Galbreath, a Republican, is looking to keep his seat against challengers Kristi Bidinger and Deborah Pace, both independents, in the Aug. 4 county school board election. Galbreath ran unopposed when he was first elected in 2014 and again in 2018.
A lifelong resident of Williamson County who grew up in Brentwood and graduated from Brentwood High School in 1993, Galbreath has five kids with his wife, Candi, ranging in age from 13 to 21. All of their children have either graduated from, attended or currently attend a WCS school. Galbreath said having such an investment in schools gives him a reason for placing something of a priority on parents.
“I’m a guy who thinks that parents are best to make the choices for their kids, that they’re the ultimate expert in what the best thing is for their kids,” he said. “Obviously, the schools and the teachers are the experts in education. You trust them with that. But when it comes to where those two meet, it’s a partnership.”
While some candidates haven’t been particularly pleased with the fact that they’ve had to declare a party affiliation for the first time, Galbreath believes that it’s helpful to see where board members stand politically.

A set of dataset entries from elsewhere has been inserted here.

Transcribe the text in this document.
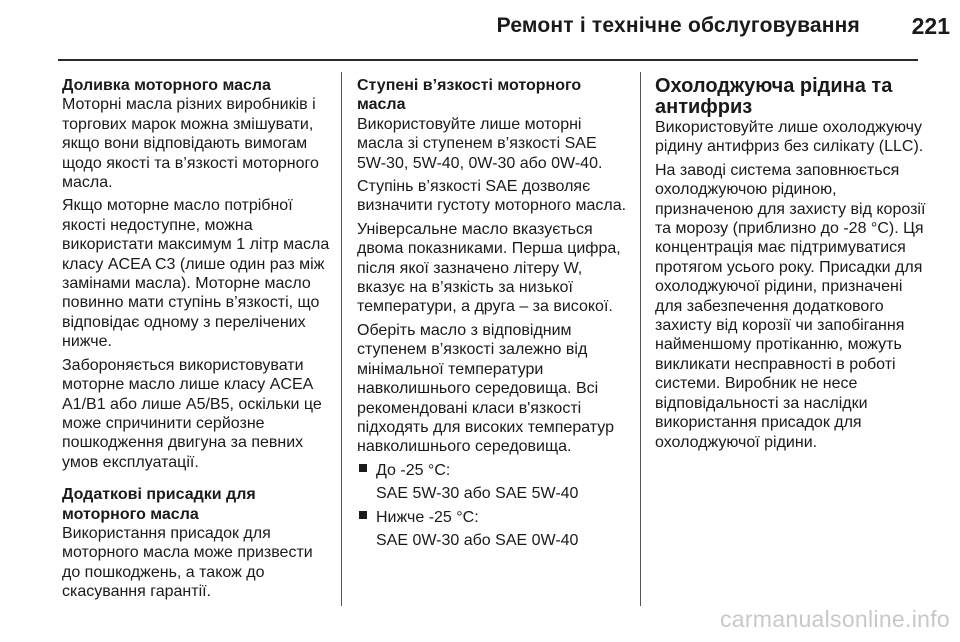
Ремонт і технічне обслуговування	221
Доливка моторного масла

Моторні масла різних виробників і торгових марок можна змішувати, якщо вони відповідають вимогам щодо якості та в’язкості моторного масла.

Якщо моторне масло потрібної якості недоступне, можна використати максимум 1 літр масла класу ACEA C3 (лише один раз між замінами масла). Моторне масло повинно мати ступінь в’язкості, що відповідає одному з перелічених нижче.

Забороняється використовувати моторне масло лише класу ACEA A1/B1 або лише A5/B5, оскільки це може спричинити серйозне пошкодження двигуна за певних умов експлуатації.

Додаткові присадки для моторного масла

Використання присадок для моторного масла може призвести до пошкоджень, а також до скасування гарантії.

Ступені в’язкості моторного масла

Використовуйте лише моторні масла зі ступенем в’язкості SAE 5W-30, 5W-40, 0W-30 або 0W-40.

Ступінь в’язкості SAE дозволяє визначити густоту моторного масла.

Універсальне масло вказується двома показниками. Перша цифра, після якої зазначено літеру W, вказує на в’язкість за низької температури, а друга – за високої.

Оберіть масло з відповідним ступенем в’язкості залежно від мінімальної температури навколишнього середовища. Всі рекомендовані класи в'язкості підходять для високих температур навколишнього середовища.

До -25 °C:
SAE 5W-30 або SAE 5W-40
Нижче -25 °C:
SAE 0W-30 або SAE 0W-40
Охолоджуюча рідина та антифриз

Використовуйте лише охолоджуючу рідину антифриз без силікату (LLC).

На заводі система заповнюється охолоджуючою рідиною, призначеною для захисту від корозії та морозу (приблизно до -28 °C). Ця концентрація має підтримуватися протягом усього року. Присадки для охолоджуючої рідини, призначені для забезпечення додаткового захисту від корозії чи запобігання найменшому протіканню, можуть викликати несправності в роботі системи. Виробник не несе відповідальності за наслідки використання присадок для охолоджуючої рідини.

carmanualsonline.info
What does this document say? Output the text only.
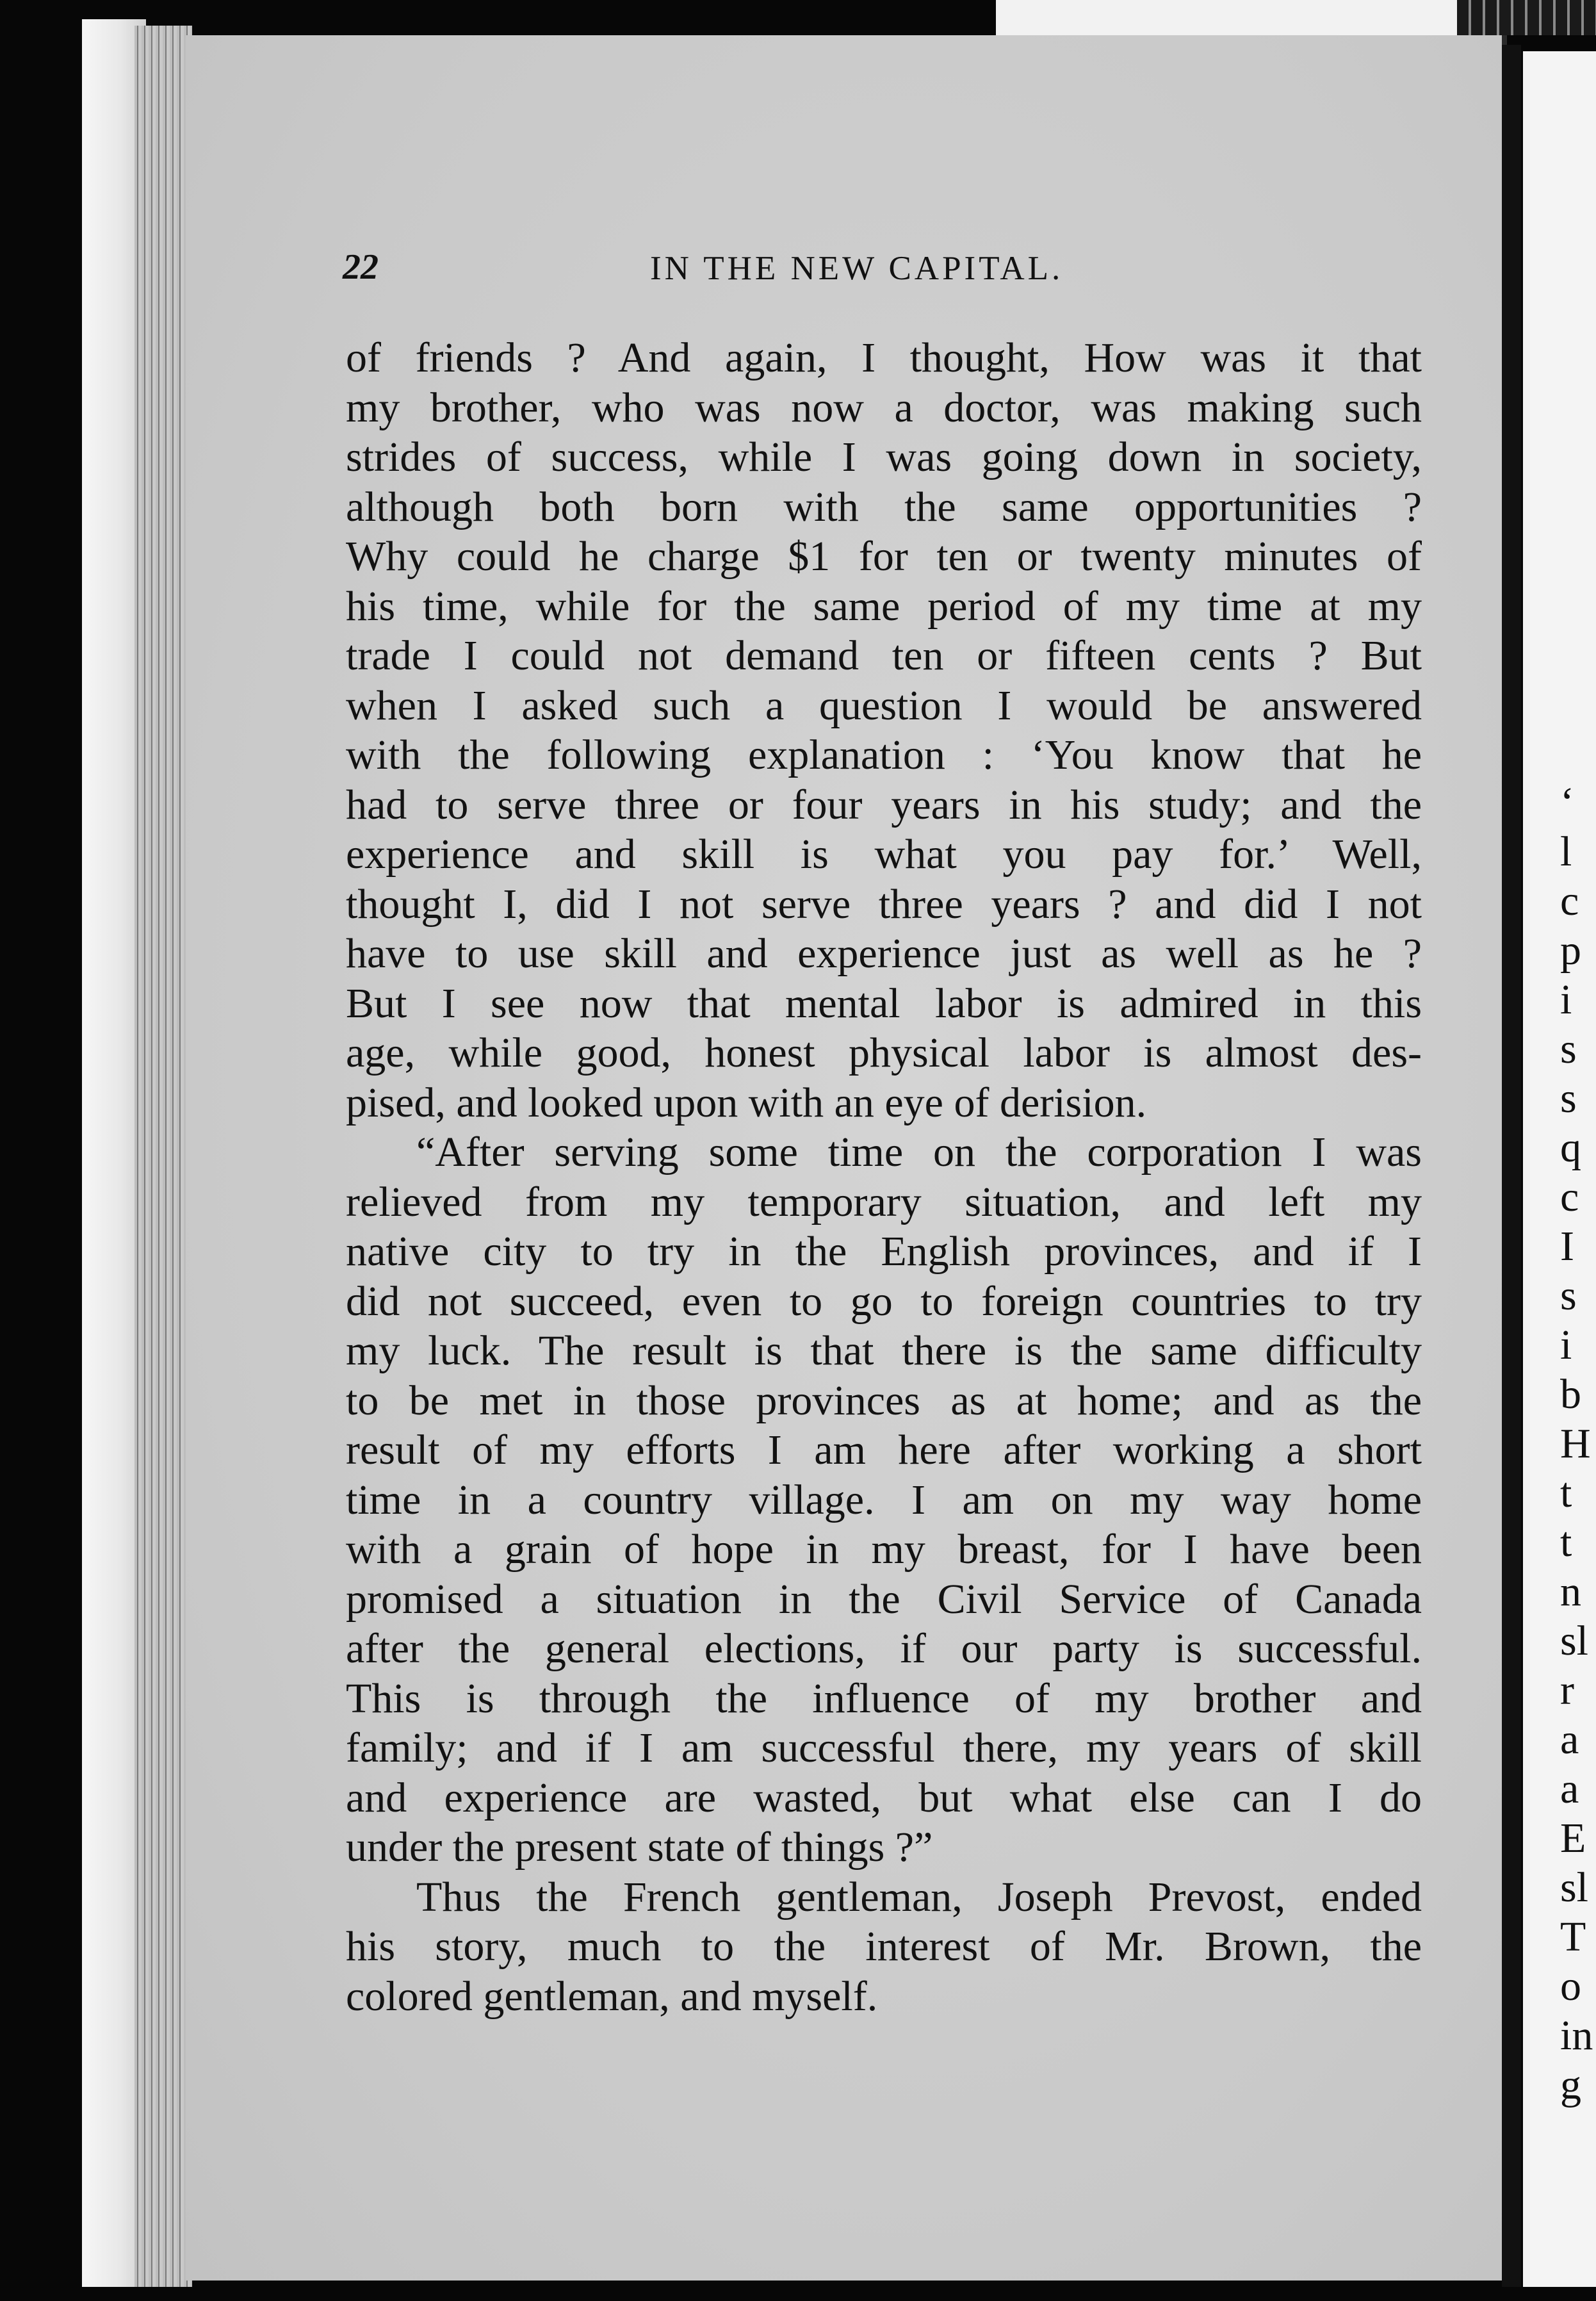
‘
l
c
p
i
s
s
q
c
I
s
i
b
H
t
t
n
sl
r
a
a
E
sl
T
o
in
g
22	IN THE NEW CAPITAL.
of friends ? And again, I thought, How was it that
my brother, who was now a doctor, was making such
strides of success, while I was going down in society,
although both born with the same opportunities ?
Why could he charge $1 for ten or twenty minutes of
his time, while for the same period of my time at my
trade I could not demand ten or fifteen cents ? But
when I asked such a question I would be answered
with the following explanation : ‘You know that he
had to serve three or four years in his study; and the
experience and skill is what you pay for.’ Well,
thought I, did I not serve three years ? and did I not
have to use skill and experience just as well as he ?
But I see now that mental labor is admired in this
age, while good, honest physical labor is almost des-
pised, and looked upon with an eye of derision.
“After serving some time on the corporation I was
relieved from my temporary situation, and left my
native city to try in the English provinces, and if I
did not succeed, even to go to foreign countries to try
my luck. The result is that there is the same difficulty
to be met in those provinces as at home; and as the
result of my efforts I am here after working a short
time in a country village. I am on my way home
with a grain of hope in my breast, for I have been
promised a situation in the Civil Service of Canada
after the general elections, if our party is successful.
This is through the influence of my brother and
family; and if I am successful there, my years of skill
and experience are wasted, but what else can I do
under the present state of things ?”
Thus the French gentleman, Joseph Prevost, ended
his story, much to the interest of Mr. Brown, the
colored gentleman, and myself.
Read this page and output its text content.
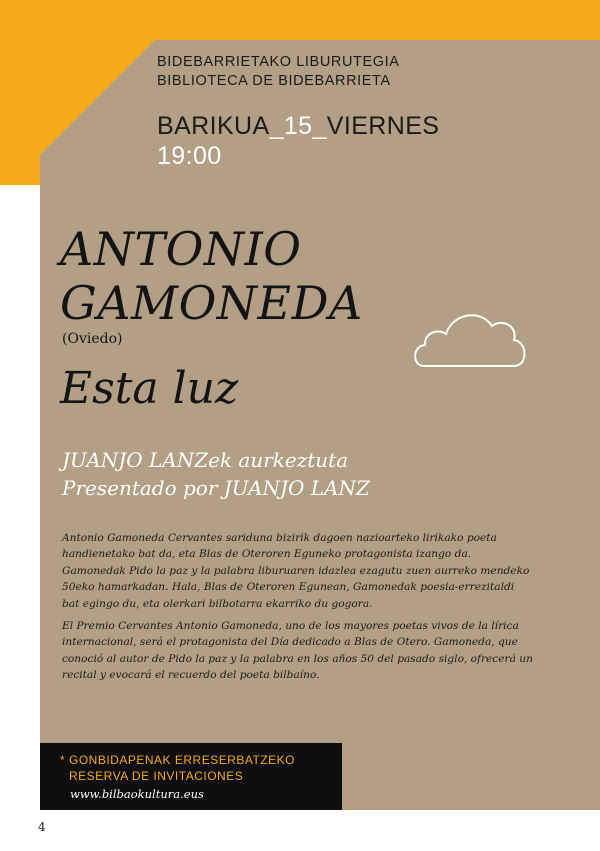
BIDEBARRIETAKO LIBURUTEGIA
BIBLIOTECA DE BIDEBARRIETA
BARIKUA_15_VIERNES
19:00
ANTONIO
GAMONEDA
(Oviedo)
Esta luz
JUANJO LANZek aurkeztuta
Presentado por JUANJO LANZ

Antonio Gamoneda Cervantes sariduna bizirik dagoen nazioarteko lirikako poeta handienetako bat da, eta Blas de Oteroren Eguneko protagonista izango da. Gamonedak Pido la paz y la palabra liburuaren idazlea ezagutu zuen aurreko mendeko 50eko hamarkadan. Hala, Blas de Oteroren Egunean, Gamonedak poesia-errezitaldi bat egingo du, eta olerkari bilbotarra ekarriko du gogora.

El Premio Cervantes Antonio Gamoneda, uno de los mayores poetas vivos de la lírica internacional, será el protagonista del Día dedicado a Blas de Otero. Gamoneda, que conoció al autor de Pido la paz y la palabra en los años 50 del pasado siglo, ofrecerá un recital y evocará el recuerdo del poeta bilbaíno.

* GONBIDAPENAK ERRESERBATZEKO
RESERVA DE INVITACIONES
www.bilbaokultura.eus
4
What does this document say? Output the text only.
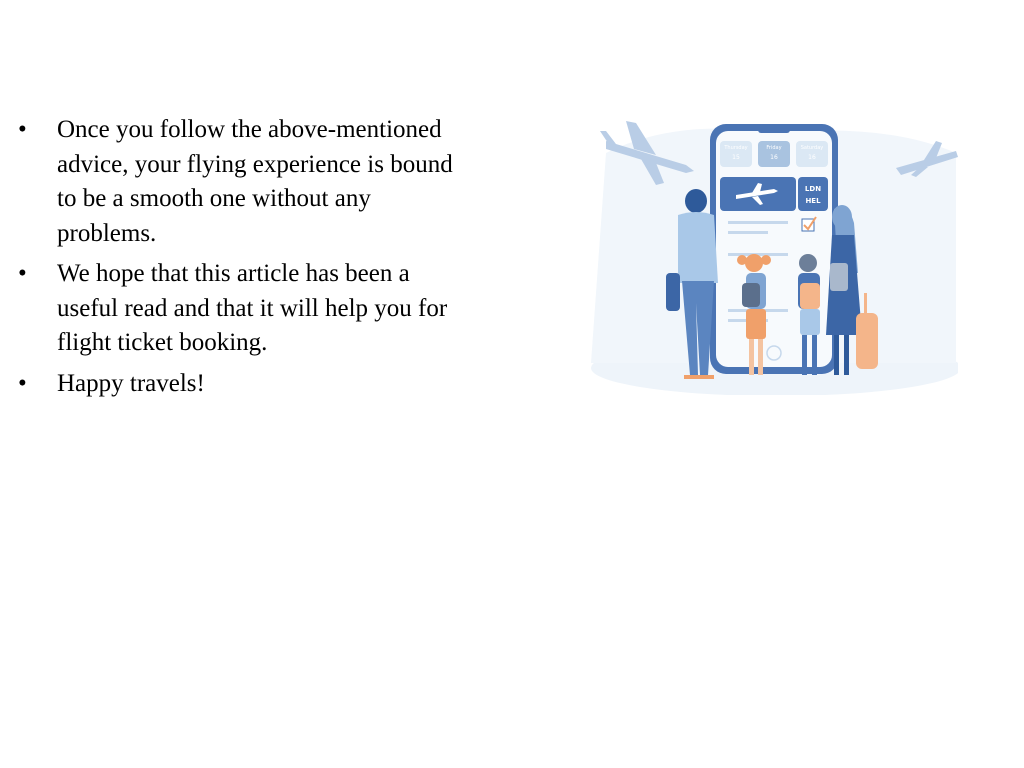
•	Once you follow the above-mentioned advice, your flying experience is bound to be a smooth one without any problems.
•	We hope that this article has been a useful read and that it will help you for flight ticket booking.
•	Happy travels!
Thursday
15
Friday
16
Saturday
16
LDN
HEL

“Sometimes that impacts our decision making,” he said. “I don’t want to inject politics into the school board, but you can’t deny the fact that political and social issues are adjudicated in the school system policy. It just happens. Schools are the intersection of where all the social system meets, so we do have to address those when they come.
“I enjoy the nonpolitical stuff on the board much more. I love talking about growth, I love talking about planning, getting our zoning right, making our schools bigger — I love dealing with those issues. Obviously, I’m a finance guy and I like the budget and understanding where we’re spending our money.”
Since this is his first election in which he has faced challengers, Galbreath has been busy scheduling meet-and-greets, putting out yard signs and knocking on doors.
“I’m just excited to have a chance to be able to do this for four more years,” he said. “At the end of that, my youngest will be a junior in high school. I’m not going to commit to whether I will run again or not, but I think it’s important to have direct connections to the schools while you’re on the board. I think you need to know how these things are impacting people. Hopefully this is for four more years and I could let someone else take over at that point.”